A Federação das Indústrias do Estado de São Paulo (Fiesp) e diversas entidades representativas dos setores produtivo e de serviços lançaram um manifesto em defesa da aprovação da PEC do Trabalho Flexível. O documento, intitulado “Uma carta para o Brasil que acorda cedo”, foi publicado na terça-feira, 9 de junho de 2026, e visa garantir que os direitos trabalhistas já consagrados, como 13º salário e férias, sejam mantidos, ao mesmo tempo que concede ao trabalhador a liberdade de escolher sua carga horária.
O manifesto destaca a importância da flexibilidade no trabalho, reconhecendo que a realidade da vida profissional não se encaixa em moldes rígidos. A proposta defende que os trabalhadores devem ter a opção de trabalhar mais em períodos de alta demanda e menos em momentos de menor movimento, permitindo uma melhor adaptação às suas necessidades pessoais e familiares.
Entidades significativas, como a Confederação Nacional da Agricultura (CNA), a Confederação Nacional do Comércio (CNC) e a Confederação Nacional do Transporte (CNT), estão entre os signatários do manifesto, que critica a PEC que propõe a eliminação da escala 6×1 e a imposição da escala 5×2. Esta última já foi aprovada pela Câmara dos Deputados e conta com o apoio do governo federal, que promoveu uma campanha publicitária em favor da mudança.
O texto ressalta que a nova proposta de emenda à Constituição pode prejudicar a flexibilidade que muitos trabalhadores necessitam. O manifesto argumenta que a rigidez da nova escala pode aumentar os custos para os consumidores e impactar negativamente a economia, afetando principalmente o trabalhador brasileiro.

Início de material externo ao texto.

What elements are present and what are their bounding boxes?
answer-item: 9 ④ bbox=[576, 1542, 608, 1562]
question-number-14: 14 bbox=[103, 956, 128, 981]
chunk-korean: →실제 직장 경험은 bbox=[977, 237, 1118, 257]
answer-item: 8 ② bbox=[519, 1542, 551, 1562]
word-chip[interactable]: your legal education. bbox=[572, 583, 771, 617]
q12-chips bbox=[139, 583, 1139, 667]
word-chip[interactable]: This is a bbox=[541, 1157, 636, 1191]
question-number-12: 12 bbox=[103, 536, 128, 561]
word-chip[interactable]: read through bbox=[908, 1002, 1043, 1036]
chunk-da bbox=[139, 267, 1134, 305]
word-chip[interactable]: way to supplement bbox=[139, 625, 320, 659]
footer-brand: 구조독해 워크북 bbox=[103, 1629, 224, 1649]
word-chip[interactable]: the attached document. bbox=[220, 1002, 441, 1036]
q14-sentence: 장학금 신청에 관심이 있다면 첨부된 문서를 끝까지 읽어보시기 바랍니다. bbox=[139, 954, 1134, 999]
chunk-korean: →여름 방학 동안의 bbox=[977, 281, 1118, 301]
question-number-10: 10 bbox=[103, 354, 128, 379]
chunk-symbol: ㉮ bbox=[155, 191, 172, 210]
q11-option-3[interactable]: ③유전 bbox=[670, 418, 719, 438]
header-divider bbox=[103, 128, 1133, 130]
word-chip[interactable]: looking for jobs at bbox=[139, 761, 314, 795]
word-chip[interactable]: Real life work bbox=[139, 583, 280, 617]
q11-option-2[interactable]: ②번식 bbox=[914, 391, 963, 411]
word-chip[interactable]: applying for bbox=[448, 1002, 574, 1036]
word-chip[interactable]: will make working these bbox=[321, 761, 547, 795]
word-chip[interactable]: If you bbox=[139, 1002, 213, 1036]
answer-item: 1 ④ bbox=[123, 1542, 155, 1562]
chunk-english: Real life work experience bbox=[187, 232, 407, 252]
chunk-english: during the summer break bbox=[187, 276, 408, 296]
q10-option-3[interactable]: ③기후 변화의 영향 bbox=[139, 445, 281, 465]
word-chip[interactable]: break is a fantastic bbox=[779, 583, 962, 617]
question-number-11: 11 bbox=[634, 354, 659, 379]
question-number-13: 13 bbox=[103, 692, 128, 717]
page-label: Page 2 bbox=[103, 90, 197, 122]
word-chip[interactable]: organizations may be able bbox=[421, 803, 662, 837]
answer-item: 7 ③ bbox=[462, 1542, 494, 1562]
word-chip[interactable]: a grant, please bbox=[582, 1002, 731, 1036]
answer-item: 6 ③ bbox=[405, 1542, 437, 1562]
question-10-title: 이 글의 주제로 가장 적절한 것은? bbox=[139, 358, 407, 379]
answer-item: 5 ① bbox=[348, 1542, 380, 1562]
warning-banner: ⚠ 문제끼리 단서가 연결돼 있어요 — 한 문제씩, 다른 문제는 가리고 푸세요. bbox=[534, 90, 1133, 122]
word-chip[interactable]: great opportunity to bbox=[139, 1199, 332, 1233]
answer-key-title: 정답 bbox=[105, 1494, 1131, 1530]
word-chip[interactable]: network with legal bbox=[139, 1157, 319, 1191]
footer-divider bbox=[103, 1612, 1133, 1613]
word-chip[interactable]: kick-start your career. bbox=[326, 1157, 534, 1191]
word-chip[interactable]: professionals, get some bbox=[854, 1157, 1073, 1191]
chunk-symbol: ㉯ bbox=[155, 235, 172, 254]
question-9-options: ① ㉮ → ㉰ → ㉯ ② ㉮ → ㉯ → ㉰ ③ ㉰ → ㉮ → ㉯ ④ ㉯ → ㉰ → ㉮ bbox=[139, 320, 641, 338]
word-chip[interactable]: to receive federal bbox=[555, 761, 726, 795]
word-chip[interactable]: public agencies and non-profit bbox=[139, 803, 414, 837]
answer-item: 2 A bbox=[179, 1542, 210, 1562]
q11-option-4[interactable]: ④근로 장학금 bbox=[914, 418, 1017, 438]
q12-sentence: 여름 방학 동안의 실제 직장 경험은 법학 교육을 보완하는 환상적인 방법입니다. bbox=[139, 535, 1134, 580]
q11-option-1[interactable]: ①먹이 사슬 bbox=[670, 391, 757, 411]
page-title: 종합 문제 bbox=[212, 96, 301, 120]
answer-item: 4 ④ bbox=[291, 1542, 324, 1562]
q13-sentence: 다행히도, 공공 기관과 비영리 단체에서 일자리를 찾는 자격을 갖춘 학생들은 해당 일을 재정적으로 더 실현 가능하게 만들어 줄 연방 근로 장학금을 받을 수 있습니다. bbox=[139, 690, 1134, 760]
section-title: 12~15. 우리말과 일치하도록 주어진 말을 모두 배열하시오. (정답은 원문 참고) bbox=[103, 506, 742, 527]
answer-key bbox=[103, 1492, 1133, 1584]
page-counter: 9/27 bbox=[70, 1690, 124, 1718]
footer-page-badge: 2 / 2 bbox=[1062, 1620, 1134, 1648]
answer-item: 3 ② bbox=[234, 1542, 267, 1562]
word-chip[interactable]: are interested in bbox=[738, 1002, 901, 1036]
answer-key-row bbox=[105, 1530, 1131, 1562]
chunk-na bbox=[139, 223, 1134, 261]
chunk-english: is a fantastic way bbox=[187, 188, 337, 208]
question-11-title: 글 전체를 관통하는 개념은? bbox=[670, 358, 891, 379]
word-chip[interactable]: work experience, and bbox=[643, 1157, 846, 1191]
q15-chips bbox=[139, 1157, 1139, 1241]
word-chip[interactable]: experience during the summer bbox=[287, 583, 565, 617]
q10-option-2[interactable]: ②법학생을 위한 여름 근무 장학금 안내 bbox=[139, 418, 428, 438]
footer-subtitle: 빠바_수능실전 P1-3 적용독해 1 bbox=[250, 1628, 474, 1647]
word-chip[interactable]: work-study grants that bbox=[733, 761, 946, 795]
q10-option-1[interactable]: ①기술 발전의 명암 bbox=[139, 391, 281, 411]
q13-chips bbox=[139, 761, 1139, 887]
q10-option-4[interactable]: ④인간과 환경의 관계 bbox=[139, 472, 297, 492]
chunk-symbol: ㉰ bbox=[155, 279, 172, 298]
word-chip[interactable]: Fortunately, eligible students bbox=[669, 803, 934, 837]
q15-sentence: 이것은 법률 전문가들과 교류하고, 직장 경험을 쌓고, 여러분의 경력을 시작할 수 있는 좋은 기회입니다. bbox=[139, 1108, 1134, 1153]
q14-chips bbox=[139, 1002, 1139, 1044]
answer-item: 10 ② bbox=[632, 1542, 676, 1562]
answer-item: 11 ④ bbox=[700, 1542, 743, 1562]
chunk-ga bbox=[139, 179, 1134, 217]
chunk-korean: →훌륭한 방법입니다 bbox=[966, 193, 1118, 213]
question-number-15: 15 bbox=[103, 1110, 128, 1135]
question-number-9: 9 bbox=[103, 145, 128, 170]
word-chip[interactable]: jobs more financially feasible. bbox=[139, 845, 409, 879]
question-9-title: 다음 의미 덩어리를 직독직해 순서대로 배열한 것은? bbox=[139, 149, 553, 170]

O manifesto foi amplamente divulgado em jornais de grande circulação, enfatizando a necessidade de os senadores considerarem a PEC do Trabalho Flexível como uma oportunidade de modernização das relações de trabalho. As entidades solicitam que os senadores votem pela aprovação da proposta, permitindo que o trabalhador tenha autonomia sobre sua jornada de trabalho.
Ao final do documento, a Fiesp e as demais entidades reafirmam seu compromisso com a defesa dos direitos dos trabalhadores e a necessidade de uma legislação que reflita as realidades do mercado de trabalho contemporâneo, enfatizando a importância de permitir que cada trabalhador escolha seu próprio caminho profissional.